Coincés à la frontière
Plus de 12 000 réfugiés et migrants sont coincés dans un camp improvisé à Idomeni en Grèce, alors que l'Europe renforce ses frontières.
La ville s’appelle Idomeni, mais pour le nombre croissant de personnes désespérées coincées ici, elle a des allures de limbes.
Nichée dans le nord de la Grèce à la frontière avec la Macédoine, la petite ville est devenue une étape courante pour les réfugiés fuyant les crises qui frappent leurs pays d’origine, sur la route migratoire en direction de l’Autriche ou de l’Allemagne surnommée la « route des Balkans ».
Autrefois point de transit rapide, l’endroit est aujourd’hui un véritable embouteillage, décrit le photographe Davide Monteleone. Il s’est rendu à Idomeni pour la première fois au mois de février 2016 avant d’y retourner le mois suivant.
En février, « les réfugiés attendaient peut-être un à deux jours avant de passer la frontière vers la Macédoine », explique Monteleone. Durant cette visite plus récente, « il y avait beaucoup plus de monde ; c’était boueux, et les conditions étaient exécrables ».
Ces photographies d’Idomeni font partie d’un projet plus vaste qu’il a baptisé « Paysages de la migration contemporaine ». Son intention est de créer un « atlas visuel des violentes transformations des paysages et de la vie humaine en Méditerranée ».
Qusay Loubani, un réfugié de 29 ans, a fui la Syrie avec sa femme. Cela fait trois semaines qu’il est à Idomeni. Contacté au camp le 25 mars 2016, il mentionne la présence « d’hommes qui tentent de s’immoler devant la frontière. Ils l’ont fait ce matin. » Haussant le ton pour se faire entendre dans le vacarme des voix et des bébés en pleurs, Loubani ajoute que des bagarres ont éclaté plus tôt dans la journée. Selon les estimations, il y aurait jusqu’à 14 000 réfugiés coincés, dont Loubani, au camp d’Idomeni.
Le flux de réfugiés dans les Balkans a été réduit, voire paralysé, par le renforcement des frontières et un accord controversé passé ce mois-ci entre l’Union européenne et le gouvernement turc. Dans le cadre de cet accord, la majorité des migrants qui essaient d’entrer en Europe par la mer Egée seront renvoyés en Turquie s’ils ne formulent pas une demande d’asile ou si leur demande est rejetée.

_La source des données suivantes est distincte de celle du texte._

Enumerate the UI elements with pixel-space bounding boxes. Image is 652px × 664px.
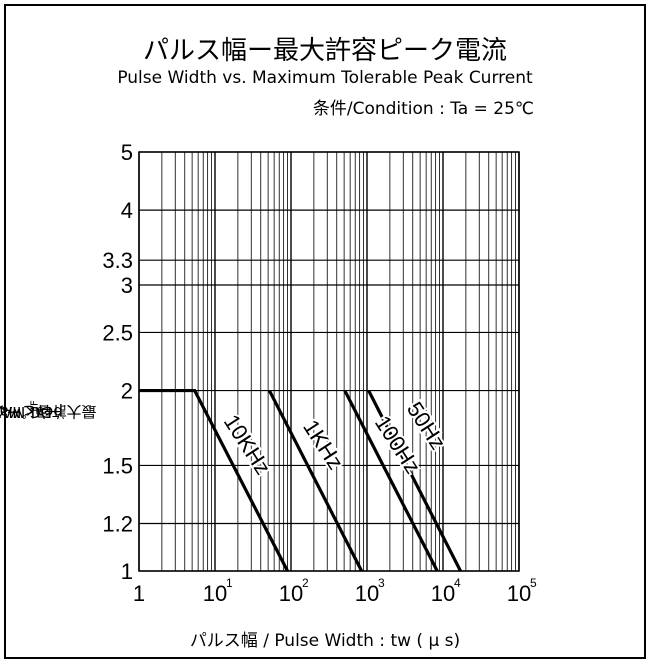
series-line xyxy=(367,389,462,572)
x-tick-label: 10 xyxy=(203,581,227,606)
y-tick-label: 2 xyxy=(121,379,133,404)
x-tick-labels: 1 101 102 103 104 105 xyxy=(133,576,537,606)
series-line xyxy=(343,389,439,572)
series-line xyxy=(139,388,289,572)
series-line xyxy=(267,389,364,572)
y-tick-label: 1.5 xyxy=(102,453,133,478)
y-tick-label: 5 xyxy=(121,140,133,165)
x-tick-label: 1 xyxy=(133,581,145,606)
chart-frame: パルス幅ー最大許容ピーク電流 Pulse Width vs. Maximum T… xyxy=(0,4,646,659)
y-tick-labels: 1 1.2 1.5 2 2.5 33.3 4 5 xyxy=(102,140,133,584)
x-tick-exponent: 3 xyxy=(378,576,385,590)
y-tick-label: 4 xyxy=(121,198,133,223)
condition-label: 条件/Condition : Ta = 25℃ xyxy=(312,99,534,119)
y-tick-label: 3.3 xyxy=(102,248,133,273)
x-tick-label: 10 xyxy=(507,581,531,606)
y-tick-label: 1 xyxy=(121,559,133,584)
minor-grid xyxy=(161,152,516,571)
x-tick-exponent: 1 xyxy=(226,576,233,590)
plot-border xyxy=(138,151,520,572)
series-label: 10KHz xyxy=(219,410,276,479)
x-tick-label: 10 xyxy=(431,581,455,606)
y-axis-label-suffix: DC MAX. xyxy=(0,402,53,421)
x-tick-exponent: 2 xyxy=(302,576,309,590)
x-tick-exponent: 4 xyxy=(454,576,461,590)
chart-title-japanese: パルス幅ー最大許容ピーク電流 xyxy=(142,36,507,66)
chart-title-english: Pulse Width vs. Maximum Tolerable Peak C… xyxy=(117,68,533,88)
x-axis-label: パルス幅 / Pulse Width : tw ( μ s) xyxy=(189,631,461,651)
y-tick-label: 2.5 xyxy=(102,320,133,345)
y-tick-label: 1.2 xyxy=(102,512,133,537)
x-tick-label: 10 xyxy=(355,581,379,606)
x-tick-label: 10 xyxy=(279,581,303,606)
series-lines xyxy=(139,388,462,572)
x-tick-exponent: 5 xyxy=(530,576,537,590)
y-tick-label: 3 xyxy=(121,273,133,298)
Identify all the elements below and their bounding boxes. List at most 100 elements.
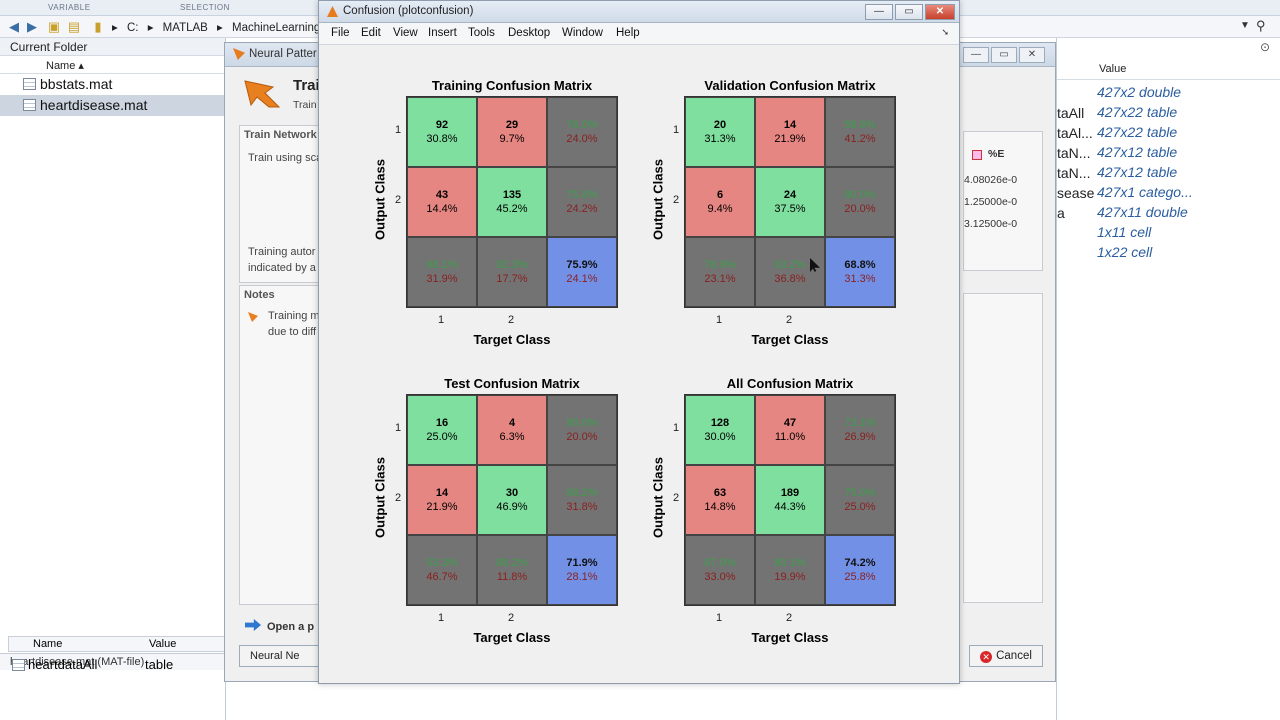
file-row-heartdisease[interactable]: heartdisease.mat	[0, 95, 225, 116]
panel-options-icon[interactable]: ⊙	[1259, 40, 1270, 54]
current-folder-title: Current Folder	[0, 38, 225, 56]
workspace-value[interactable]: 427x1 catego...	[1097, 184, 1193, 200]
training-y-tick-2: 2	[395, 194, 402, 206]
recall-percent: 80.1%	[774, 557, 806, 569]
file-row-bbstats[interactable]: bbstats.mat	[0, 74, 225, 95]
all-cell-1-2: 47 11.0%	[755, 395, 825, 465]
recall-percent: 82.3%	[496, 259, 528, 271]
folder-icon: ▮	[94, 19, 102, 34]
test-y-tick-1: 1	[395, 422, 402, 434]
minimize-button[interactable]: —	[865, 4, 893, 20]
training-matrix-title: Training Confusion Matrix	[431, 78, 593, 93]
error-percent: 20.0%	[566, 431, 598, 443]
menu-window[interactable]: Window	[562, 27, 603, 39]
notes-box: Notes Training m due to diff	[239, 285, 321, 605]
menu-edit[interactable]: Edit	[361, 27, 381, 39]
dock-arrow-icon[interactable]: ➘	[941, 27, 949, 37]
recall-percent: 67.0%	[704, 557, 736, 569]
validation-col-summary-1: 76.9% 23.1%	[685, 237, 755, 307]
test-y-tick-2: 2	[395, 492, 402, 504]
path-breadcrumb[interactable]: ▸ C: ▸ MATLAB ▸ MachineLearning	[112, 20, 326, 34]
close-button[interactable]: ✕	[925, 4, 955, 20]
workspace-value[interactable]: 427x12 table	[1097, 164, 1178, 180]
menu-help[interactable]: Help	[616, 27, 640, 39]
workspace-value[interactable]: 427x12 table	[1097, 144, 1178, 160]
all-col-summary-1: 67.0% 33.0%	[685, 535, 755, 605]
all-matrix-title: All Confusion Matrix	[726, 376, 854, 391]
workspace-value[interactable]: 427x22 table	[1097, 104, 1178, 120]
neural-network-button[interactable]: Neural Ne	[239, 645, 323, 667]
training-x-tick-2: 2	[508, 314, 515, 326]
menu-insert[interactable]: Insert	[428, 27, 457, 39]
workspace-value[interactable]: 427x2 double	[1097, 84, 1182, 100]
validation-overall-summary: 68.8% 31.3%	[825, 237, 895, 307]
cancel-label: Cancel	[996, 650, 1032, 662]
test-x-axis-label: Target Class	[473, 630, 551, 645]
workspace-name-fragment: taN...	[1057, 145, 1091, 161]
workspace-panel: ⊙ Value 427x2 double 427x22 table 427x22…	[1056, 38, 1280, 720]
cancel-button[interactable]: ✕ Cancel	[969, 645, 1043, 667]
menu-view[interactable]: View	[393, 27, 418, 39]
workspace-value[interactable]: 427x22 table	[1097, 124, 1178, 140]
file-details-row[interactable]: heartdataAll table	[8, 655, 260, 675]
all-row-summary-1: 73.1% 26.9%	[825, 395, 895, 465]
error-percent: 31.8%	[566, 501, 598, 513]
maximize-button[interactable]: ▭	[895, 4, 923, 20]
workspace-value[interactable]: 1x22 cell	[1097, 244, 1153, 260]
accuracy-percent: 74.2%	[844, 557, 876, 569]
value-column-header[interactable]: Value	[1099, 63, 1127, 75]
menu-tools[interactable]: Tools	[468, 27, 495, 39]
train-auto-text: Training autor	[248, 246, 316, 258]
train-using-text: Train using sca	[248, 152, 323, 164]
training-cell-1-2: 29 9.7%	[477, 97, 547, 167]
test-cell-2-2: 30 46.9%	[477, 465, 547, 535]
validation-y-axis-label: Output Class	[650, 159, 666, 240]
training-x-tick-1: 1	[438, 314, 445, 326]
detail-var-value: table	[145, 657, 174, 672]
cell-percent: 44.3%	[774, 501, 806, 513]
forward-arrow-icon[interactable]: ▶	[27, 19, 37, 34]
path-sep: ▸	[217, 22, 223, 34]
path-machinelearning[interactable]: MachineLearning	[232, 22, 321, 34]
cell-percent: 25.0%	[426, 431, 458, 443]
menu-file[interactable]: File	[331, 27, 350, 39]
detail-col-value[interactable]: Value	[149, 638, 177, 650]
error-percent: 11.8%	[496, 571, 528, 583]
nn-button-label: Neural Ne	[250, 650, 300, 662]
cell-count: 189	[780, 487, 800, 499]
cell-count: 63	[713, 487, 727, 499]
path-matlab[interactable]: MATLAB	[162, 22, 208, 34]
nn-app-icon	[233, 48, 245, 60]
close-button[interactable]: ✕	[1019, 47, 1045, 63]
detail-col-name[interactable]: Name	[33, 638, 63, 650]
test-cell-1-1: 16 25.0%	[407, 395, 477, 465]
browse-folder-icon[interactable]: ▤	[67, 19, 81, 34]
cell-count: 4	[508, 417, 516, 429]
up-folder-icon[interactable]: ▣	[47, 19, 61, 34]
workspace-value[interactable]: 1x11 cell	[1097, 224, 1152, 240]
cell-percent: 21.9%	[774, 133, 806, 145]
all-y-tick-2: 2	[673, 492, 680, 504]
name-column-header[interactable]: Name ▴	[46, 60, 84, 72]
precision-percent: 58.8%	[844, 119, 876, 131]
open-link[interactable]: Open a p	[245, 619, 314, 633]
recall-percent: 88.2%	[496, 557, 528, 569]
training-cell-2-2: 135 45.2%	[477, 167, 547, 237]
cell-count: 16	[435, 417, 449, 429]
path-sep: ▸	[112, 22, 118, 34]
back-arrow-icon[interactable]: ◀	[9, 19, 19, 34]
minimize-button[interactable]: —	[963, 47, 989, 63]
cell-percent: 30.0%	[704, 431, 736, 443]
search-icon[interactable]: ⚲	[1256, 18, 1266, 33]
workspace-header: Value	[1057, 60, 1280, 80]
menu-desktop[interactable]: Desktop	[508, 27, 551, 39]
cell-count: 20	[713, 119, 727, 131]
path-drive[interactable]: C:	[126, 22, 139, 34]
error-percent: 20.0%	[844, 203, 876, 215]
path-dropdown-icon[interactable]: ▼	[1240, 20, 1250, 31]
maximize-button[interactable]: ▭	[991, 47, 1017, 63]
cell-percent: 31.3%	[704, 133, 736, 145]
workspace-value[interactable]: 427x11 double	[1097, 204, 1188, 220]
table-icon	[12, 659, 25, 671]
note-icon	[248, 312, 258, 322]
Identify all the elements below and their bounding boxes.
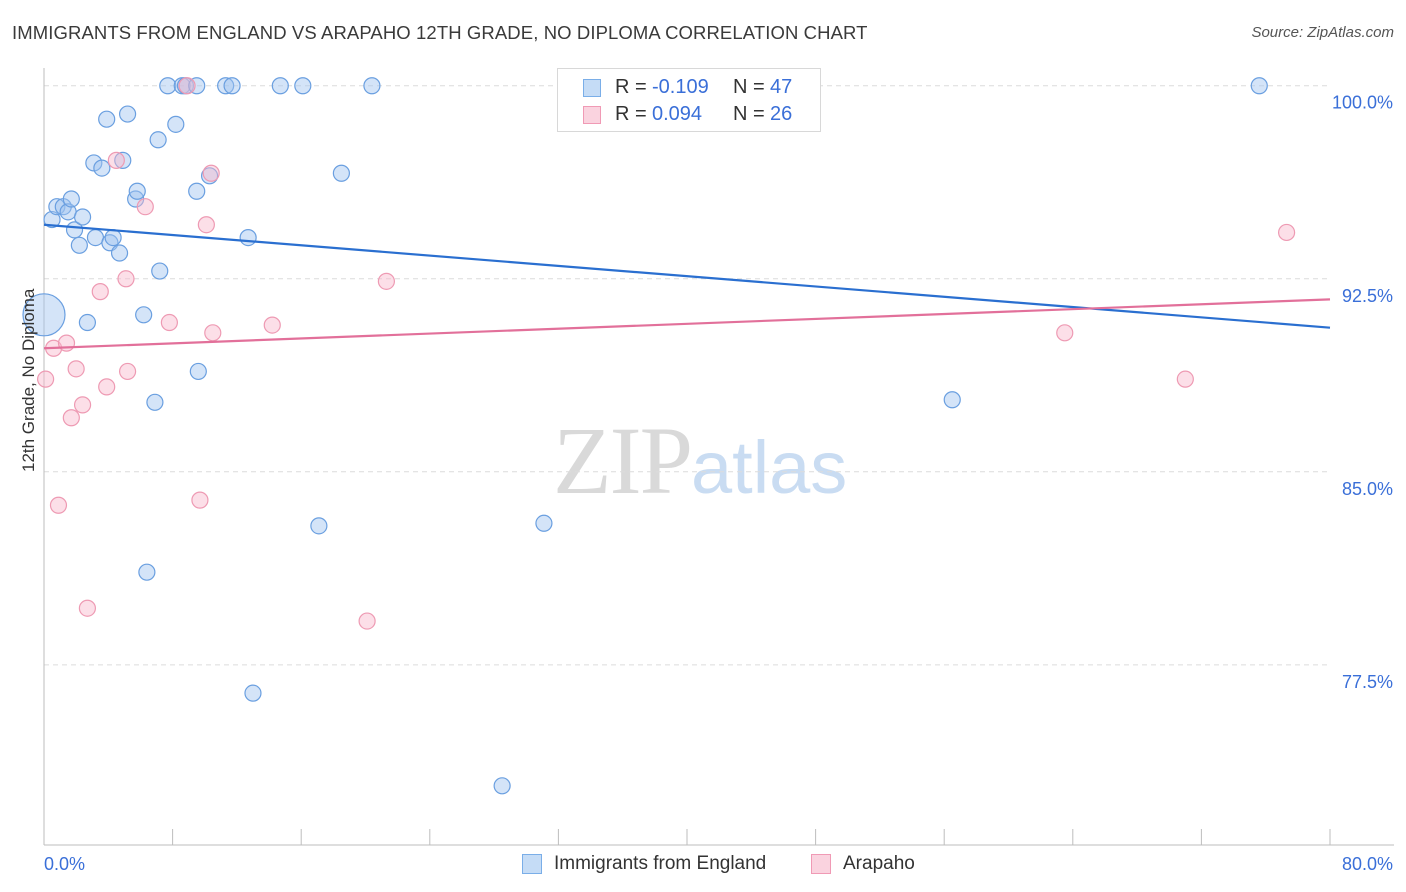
x-tick-label-min: 0.0%	[44, 854, 85, 874]
n-value: 26	[770, 103, 793, 125]
england-point-2	[48, 198, 66, 216]
england-point-24	[149, 131, 167, 149]
r-label: R =	[615, 103, 647, 125]
england-point-21	[135, 306, 153, 324]
n-label: N =	[733, 76, 765, 98]
y-tick-label-1: 92.5%	[1342, 286, 1393, 306]
england-point-16	[110, 244, 129, 262]
grid-lines	[44, 85, 1330, 666]
axes	[43, 68, 1394, 846]
trend-lines	[43, 223, 1331, 350]
y-tick-label-2: 85.0%	[1342, 479, 1393, 499]
england-point-5	[62, 190, 80, 208]
r-value: -0.109	[652, 76, 709, 98]
arapaho-point-23	[1056, 324, 1074, 342]
arapaho-point-0	[37, 370, 55, 388]
england-point-44	[535, 514, 553, 532]
england-point-13	[98, 110, 116, 128]
y-tick-label-3: 77.5%	[1342, 672, 1393, 692]
arapaho-point-11	[117, 270, 135, 288]
england-point-15	[104, 228, 122, 247]
watermark-zip: ZIP	[553, 407, 693, 514]
england-point-40	[310, 517, 328, 535]
england-point-35	[223, 77, 241, 95]
arapaho-point-6	[73, 396, 92, 414]
source-credit: Source: ZipAtlas.com	[1251, 24, 1394, 41]
arapaho-point-5	[67, 360, 85, 378]
legend-swatch-blue	[583, 79, 601, 97]
arapaho-point-21	[358, 612, 376, 630]
arapaho-point-17	[197, 216, 215, 234]
england-point-34	[217, 77, 235, 95]
y-tick-label-0: 100.0%	[1332, 93, 1393, 113]
n-label: N =	[733, 103, 765, 125]
arapaho-point-13	[136, 198, 154, 216]
arapaho-point-2	[49, 496, 68, 514]
england-point-0	[22, 293, 66, 337]
england-point-45	[943, 391, 961, 409]
tick-labels: 100.0% 92.5% 85.0% 77.5% 0.0% 80.0%	[44, 93, 1393, 874]
england-point-7	[70, 236, 88, 254]
england-point-17	[114, 151, 132, 169]
england-point-33	[200, 167, 219, 185]
england-point-32	[189, 362, 207, 381]
england-point-42	[363, 77, 381, 95]
england-point-25	[151, 262, 169, 280]
arapaho-point-24	[1176, 370, 1194, 388]
y-axis-label: 12th Grade, No Diploma	[19, 288, 38, 472]
arapaho-point-10	[107, 151, 125, 169]
arapaho-point-12	[118, 362, 137, 381]
legend-label: Immigrants from England	[554, 853, 767, 874]
r-value: 0.094	[652, 103, 703, 125]
watermark: ZIPatlas	[553, 405, 847, 516]
legend-swatch-pink	[583, 106, 601, 124]
legend-swatch-pink	[811, 854, 831, 874]
england-point-36	[239, 228, 257, 247]
england-point-38	[271, 77, 289, 95]
england-point-22	[138, 563, 156, 581]
england-point-41	[332, 164, 350, 182]
england-point-20	[128, 182, 146, 200]
chart-title: IMMIGRANTS FROM ENGLAND VS ARAPAHO 12TH …	[12, 22, 868, 43]
arapaho-point-19	[204, 324, 222, 342]
england-point-26	[159, 77, 177, 95]
arapaho-point-25	[1277, 223, 1296, 242]
england-point-39	[294, 77, 312, 95]
england-point-27	[167, 115, 185, 133]
arapaho-point-7	[78, 599, 97, 617]
n-value: 47	[770, 76, 793, 98]
legend-label: Arapaho	[843, 853, 915, 874]
england-point-1	[43, 210, 61, 229]
legend-swatch-blue	[522, 854, 542, 874]
arapaho-point-18	[202, 164, 220, 182]
arapaho-point-16	[191, 491, 209, 509]
arapaho-point-15	[178, 77, 196, 95]
r-label: R =	[615, 76, 647, 98]
watermark-atlas: atlas	[691, 426, 848, 509]
arapaho-point-20	[263, 316, 281, 334]
england-point-8	[73, 208, 92, 226]
arapaho-point-4	[62, 409, 80, 427]
england-point-46	[1250, 77, 1268, 95]
series-immigrants-from-england	[22, 77, 1268, 795]
england-point-12	[93, 159, 111, 177]
england-point-18	[118, 105, 137, 123]
trend-line-arapaho	[43, 298, 1331, 350]
arapaho-point-9	[98, 378, 116, 396]
arapaho-point-8	[91, 283, 109, 301]
england-point-23	[146, 393, 164, 411]
england-point-31	[188, 182, 206, 200]
england-point-30	[188, 77, 206, 95]
series-arapaho	[37, 77, 1296, 630]
england-point-43	[493, 777, 511, 795]
arapaho-point-14	[160, 313, 178, 332]
x-tick-label-max: 80.0%	[1342, 854, 1393, 874]
england-point-37	[244, 684, 262, 702]
arapaho-point-22	[377, 272, 395, 290]
trend-line-england	[43, 223, 1331, 329]
england-point-9	[78, 313, 97, 332]
correlation-legend: R = -0.109 N = 47 R = 0.094 N = 26	[557, 68, 821, 132]
england-point-11	[86, 228, 105, 247]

L’année dernière, plus d’un million de personnes ont fui la violence et la pauvreté de leur pays d’origine en prenant le chemin de l’Europe, selon les chiffres de l’Organisation internationale pour les migrations (OIM) basée à Genève. C’est plus de quatre fois plus de migrants que l’année dernière, selon les chiffres de l’organisation.
Dans les premiers mois de cette année uniquement, plus de 161 900 personnes ont traversé la Méditerranée au péril de leur vie, selon le Haut-Commissaire des Nations Unis pour les réfugiés (UNHCR).
Babar Baloch, porte-parole de l’UNHCR, contacté à Athènes après son départ du camp d’Idomeni en début de semaine, déclare que l’UNHCR « s’oppose à la détention obligatoire des demandeurs d’asile et des réfugiés, ainsi qu’à leur retour forcé ». Il qualifie les conditions des réfugiés dans le camp comme « désespérées ».
Le camp compte au moins 12 000 personnes, en majorité des familles avec des enfants, affirme Baloch. « Ces personnes endurent le froid, la pluie et le manque d’hygiène. Ils dorment sur des rails et dans des champs ouverts, il n’y a pas d’abris. »
Selon Baloch, les photographies du camp « vont révéler que ce site frontalier informel est devenu une exposition sur la misère des réfugiés en Europe ».